The assault allegedly occurred in a Panama City Beach, Florida, condo on July 25, 2010, after Hunt helped the woman’s husband, a Southern Baptist pastor for 25 years (at the time), secure a condo for his wife to travel to Florida by herself to hear a message by Bobby Bowden and to visit her childhood home, school and the first church her husband served as pastor. The report states the husband had a professional relationship with Hunt and considered him a “mentor” and “spiritual father figure.”
The condo where the woman stayed was located next door to a condo where Hunt and his wife were staying during Hunt’s July sabbatical following his term as SBC president.
The woman, approximately 20 years younger than Hunt, went into extensive detail with Guidepost investigators regarding the alleged sexual assault. Hunt told Guidepost investigators he had “no contact whatsoever” with the woman, although, after further questioning, he acknowledged he had interactions with her on the balcony of the Florida condo.
However, in August 2010 Hunt admitted in a session with Roy Blankenship, a counselor at FBC Woodstock, that he had initiated physical contact of a sexual nature with the woman during the July Florida trip.
The woman said she felt “very shocked, confused and violated” by Hunt’s alleged assault, and the couple stated that, after the alleged assault, they were “silenced” by Hunt and Blankenship who convinced them they should not talk about it.
Hunt extended his July sabbatical to mid-September after the alleged incident. Hunt also remained in contact with the couple occasionally through the years, most recently in October 2021, according to the Guidepost report.
The couple told Guidepost investigators they have undergone counseling and experienced emotional and spiritual trauma, as well as financial struggles, as a result of the alleged incident.
Hunt’s May 22 statement reads: “During my fifty years of ministry, I’ve always had a singular goal: to share the good news of Jesus Christ with a broken world. It has been the joy of my life to minister alongside so many selfless men and women at the North American Mission Board to spread the hope, love and grace of the Lord Jesus Christ.
“While I have resigned from my position at NAMB, I will continue to dedicate my life to encouraging and instructing pastors. Of course, I am aware that Guidepost Solutions issued a report earlier today (May 22). I did not see a copy of the report before today, and I have not had an opportunity to read the entire report,” he said.
“I want to be clear: my heart breaks for all victims of abuse. I support the rights of abuse victims to be heard and respected and made whole. I also support transparency and accountability for abusers. But transparency and accountability must be founded on truth and accuracy,” Hunt stated.
“To put it bluntly: I vigorously deny the circumstances and characterizations set forth in the Guidepost report. I have never abused anybody. Southern Baptists’ navigating this challenging season must remember, ‘It is the truth that will set us free.’”

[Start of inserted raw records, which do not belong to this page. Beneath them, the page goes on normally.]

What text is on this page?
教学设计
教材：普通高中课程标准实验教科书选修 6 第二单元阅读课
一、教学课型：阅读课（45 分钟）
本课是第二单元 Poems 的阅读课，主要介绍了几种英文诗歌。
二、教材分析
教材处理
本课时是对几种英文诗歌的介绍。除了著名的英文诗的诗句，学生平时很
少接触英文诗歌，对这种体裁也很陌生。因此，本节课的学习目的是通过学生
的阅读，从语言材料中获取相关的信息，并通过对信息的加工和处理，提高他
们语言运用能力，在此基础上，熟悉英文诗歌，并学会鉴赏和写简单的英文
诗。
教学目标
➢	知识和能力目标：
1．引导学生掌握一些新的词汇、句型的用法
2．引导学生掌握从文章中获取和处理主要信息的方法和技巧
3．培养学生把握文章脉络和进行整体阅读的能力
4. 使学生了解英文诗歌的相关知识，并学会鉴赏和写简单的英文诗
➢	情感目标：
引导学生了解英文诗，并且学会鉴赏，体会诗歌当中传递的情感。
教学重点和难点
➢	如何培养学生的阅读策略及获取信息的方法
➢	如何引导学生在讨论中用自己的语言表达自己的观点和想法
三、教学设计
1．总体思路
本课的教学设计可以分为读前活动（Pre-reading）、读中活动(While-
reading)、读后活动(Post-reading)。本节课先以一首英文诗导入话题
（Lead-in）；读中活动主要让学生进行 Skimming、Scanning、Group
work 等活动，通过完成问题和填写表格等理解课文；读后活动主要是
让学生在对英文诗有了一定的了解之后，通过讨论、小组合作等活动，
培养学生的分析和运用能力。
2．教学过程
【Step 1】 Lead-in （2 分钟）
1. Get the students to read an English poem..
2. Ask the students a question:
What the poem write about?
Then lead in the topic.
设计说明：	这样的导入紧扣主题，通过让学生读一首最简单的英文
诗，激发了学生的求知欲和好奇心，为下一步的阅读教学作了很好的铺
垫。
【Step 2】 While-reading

May 27 update to the story — Johnny Hunt clarifies his initial response to the allegations by addressing FBC Woodstock members and others via a May 27 video plea on Twitter around 3 p.m. CT. He implored viewers to read the attached letter, which shares a more detailed account of the situation in 2010 from his perspective.
June 10 update to the story — FBC Woodstock pastor Jeremy Morton and other church leaders shared an update with church members June 3 following a May 29 sermon addressing the issue. “We have recommended to our former pastor, Johnny Hunt, a clear process of counseling, accountability and restoration,” the letter reads. “We also believe it is in the best interest of FBCW to suspend his role as Pastor Emeritus. While we are forever grateful for the supernatural work of God over the last 30+ years at FBCW, we believe this decision aligns with our biblical theology as a church regarding spiritual leaders being above reproach (1 Tim. 3:2).”